A refresh updates the substance, not the date. Real refreshes add new data, update tool references, scope new adjacent entities, and confirm the IGS holds against the current top-10. Surface-level refreshes that only change the date are detectable and ineffective.
How much refresh effort does a typical program need?
About 30 hours per month for a 50-page program running mixed content types at the working cadences. The exact number scales with content mix and IGS grade distribution.
Does Citation Half-Life apply to traditional SEO?
It applies, but with a longer half-life. Traditional organic rankings decay slower than AI citations, often on a multi-month cadence. The same underlying drift mechanisms apply.
How is Citation Half-Life different from content decay?
Content decay is the broader concept. Citation Half-Life is the specific measurement: half-life of AI citations on a piece of content. Content decay drives Citation Half-Life.

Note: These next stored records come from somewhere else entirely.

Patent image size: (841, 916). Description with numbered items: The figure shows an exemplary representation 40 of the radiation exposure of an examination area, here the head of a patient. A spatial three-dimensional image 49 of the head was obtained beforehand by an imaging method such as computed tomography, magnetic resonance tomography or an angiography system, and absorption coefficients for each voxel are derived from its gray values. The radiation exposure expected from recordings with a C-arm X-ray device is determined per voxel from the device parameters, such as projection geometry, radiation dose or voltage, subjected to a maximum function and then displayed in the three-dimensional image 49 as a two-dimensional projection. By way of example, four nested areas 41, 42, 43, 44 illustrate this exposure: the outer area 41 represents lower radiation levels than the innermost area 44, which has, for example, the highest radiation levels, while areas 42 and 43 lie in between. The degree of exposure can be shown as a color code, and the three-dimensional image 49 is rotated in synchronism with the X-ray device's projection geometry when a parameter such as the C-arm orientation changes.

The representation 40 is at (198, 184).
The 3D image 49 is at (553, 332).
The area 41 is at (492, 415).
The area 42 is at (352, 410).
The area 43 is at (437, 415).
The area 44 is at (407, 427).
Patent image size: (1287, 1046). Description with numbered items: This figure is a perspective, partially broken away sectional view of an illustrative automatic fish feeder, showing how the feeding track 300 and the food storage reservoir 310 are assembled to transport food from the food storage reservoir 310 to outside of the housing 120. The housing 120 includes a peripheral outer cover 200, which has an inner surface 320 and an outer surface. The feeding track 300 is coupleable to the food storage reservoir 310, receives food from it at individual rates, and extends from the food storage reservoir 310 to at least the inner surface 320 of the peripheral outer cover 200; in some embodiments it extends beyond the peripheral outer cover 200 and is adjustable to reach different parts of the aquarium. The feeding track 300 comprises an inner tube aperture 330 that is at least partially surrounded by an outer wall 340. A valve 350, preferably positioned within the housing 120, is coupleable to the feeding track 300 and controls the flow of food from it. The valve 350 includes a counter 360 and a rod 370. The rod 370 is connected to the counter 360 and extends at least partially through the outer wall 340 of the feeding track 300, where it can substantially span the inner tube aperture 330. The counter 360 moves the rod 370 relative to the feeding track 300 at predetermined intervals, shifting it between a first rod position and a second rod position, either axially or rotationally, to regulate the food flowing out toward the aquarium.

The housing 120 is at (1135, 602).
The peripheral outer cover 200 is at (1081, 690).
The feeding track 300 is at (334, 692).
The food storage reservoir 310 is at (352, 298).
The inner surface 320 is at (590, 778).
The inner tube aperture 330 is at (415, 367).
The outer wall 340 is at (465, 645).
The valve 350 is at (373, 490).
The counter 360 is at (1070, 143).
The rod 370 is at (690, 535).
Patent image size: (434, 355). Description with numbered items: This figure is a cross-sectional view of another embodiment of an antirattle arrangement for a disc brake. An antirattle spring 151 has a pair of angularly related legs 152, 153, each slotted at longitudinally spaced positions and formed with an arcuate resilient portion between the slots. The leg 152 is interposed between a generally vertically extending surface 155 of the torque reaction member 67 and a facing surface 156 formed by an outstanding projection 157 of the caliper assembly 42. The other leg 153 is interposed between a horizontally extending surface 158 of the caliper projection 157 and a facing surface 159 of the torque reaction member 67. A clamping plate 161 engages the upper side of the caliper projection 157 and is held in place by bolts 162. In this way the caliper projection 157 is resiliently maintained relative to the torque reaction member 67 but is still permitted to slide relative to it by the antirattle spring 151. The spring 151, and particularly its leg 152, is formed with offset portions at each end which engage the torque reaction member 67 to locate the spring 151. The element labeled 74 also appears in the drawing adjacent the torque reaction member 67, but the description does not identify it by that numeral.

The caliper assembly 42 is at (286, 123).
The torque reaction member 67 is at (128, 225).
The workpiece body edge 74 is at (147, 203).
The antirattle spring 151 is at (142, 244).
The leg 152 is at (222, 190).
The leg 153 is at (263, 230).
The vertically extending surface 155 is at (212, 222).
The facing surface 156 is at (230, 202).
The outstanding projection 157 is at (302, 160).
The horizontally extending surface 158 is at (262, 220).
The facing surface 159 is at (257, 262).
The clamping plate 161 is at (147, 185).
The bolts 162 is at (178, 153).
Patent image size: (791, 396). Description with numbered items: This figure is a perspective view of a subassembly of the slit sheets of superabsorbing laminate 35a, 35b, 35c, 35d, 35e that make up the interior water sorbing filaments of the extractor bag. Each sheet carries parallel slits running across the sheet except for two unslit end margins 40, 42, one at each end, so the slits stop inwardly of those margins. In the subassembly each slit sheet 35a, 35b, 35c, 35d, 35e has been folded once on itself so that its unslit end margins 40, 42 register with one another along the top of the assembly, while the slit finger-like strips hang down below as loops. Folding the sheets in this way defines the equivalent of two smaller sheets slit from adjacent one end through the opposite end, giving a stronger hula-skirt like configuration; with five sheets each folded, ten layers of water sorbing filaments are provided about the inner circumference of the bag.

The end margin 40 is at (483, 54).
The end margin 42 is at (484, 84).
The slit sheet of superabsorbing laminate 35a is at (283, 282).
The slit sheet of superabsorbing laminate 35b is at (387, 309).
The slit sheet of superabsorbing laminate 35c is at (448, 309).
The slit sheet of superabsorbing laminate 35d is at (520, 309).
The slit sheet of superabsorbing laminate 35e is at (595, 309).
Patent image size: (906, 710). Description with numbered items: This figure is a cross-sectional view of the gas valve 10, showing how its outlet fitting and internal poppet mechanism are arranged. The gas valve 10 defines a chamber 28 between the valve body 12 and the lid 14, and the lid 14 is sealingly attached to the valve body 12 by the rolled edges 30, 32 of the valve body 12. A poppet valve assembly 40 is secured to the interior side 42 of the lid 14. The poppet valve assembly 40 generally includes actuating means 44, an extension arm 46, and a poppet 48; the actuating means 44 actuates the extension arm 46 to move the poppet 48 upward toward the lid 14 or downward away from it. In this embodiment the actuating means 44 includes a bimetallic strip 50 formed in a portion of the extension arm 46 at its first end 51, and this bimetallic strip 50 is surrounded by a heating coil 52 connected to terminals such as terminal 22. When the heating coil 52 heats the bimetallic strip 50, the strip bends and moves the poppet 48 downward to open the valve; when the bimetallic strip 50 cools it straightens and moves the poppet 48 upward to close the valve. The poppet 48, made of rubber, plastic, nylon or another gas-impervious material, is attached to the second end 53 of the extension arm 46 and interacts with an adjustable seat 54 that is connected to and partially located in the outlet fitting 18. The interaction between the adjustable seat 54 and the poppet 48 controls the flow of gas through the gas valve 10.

Where does Citation Half-Life fit inside the MERIT Framework?
Inside Transform. MERIT names Transform as the pillar that keeps and adapts the corpus over time. Citation Half-Life is the metric that tells Transform when to refresh.
The Bottom Line
Citation Half-Life is the time for half of a piece of content’s AI citations to drop off. Industry data puts the median at 4.5 weeks. Variance by platform, content type, and Information Gain Score grade is wide. A cadence that fits one bucket is wrong for another.
Without the refresh discipline, programs build content once and watch citations decay. Quarterly reports lag the actual state by two refresh cycles. The program looks healthier than it is.
With the discipline, refresh is a line item. News-and-trending runs on a 2-to-3-week cycle. Technical reference runs on a 6-to-12-week cycle. Brand pages run on a 3-to-6-month cycle. The total cost is real and the citation curve flattens.
Cite the Information Gain Score, pair it with the half-life cadence, and the refresh hours go to the pages that buy the most citation life per hour spent.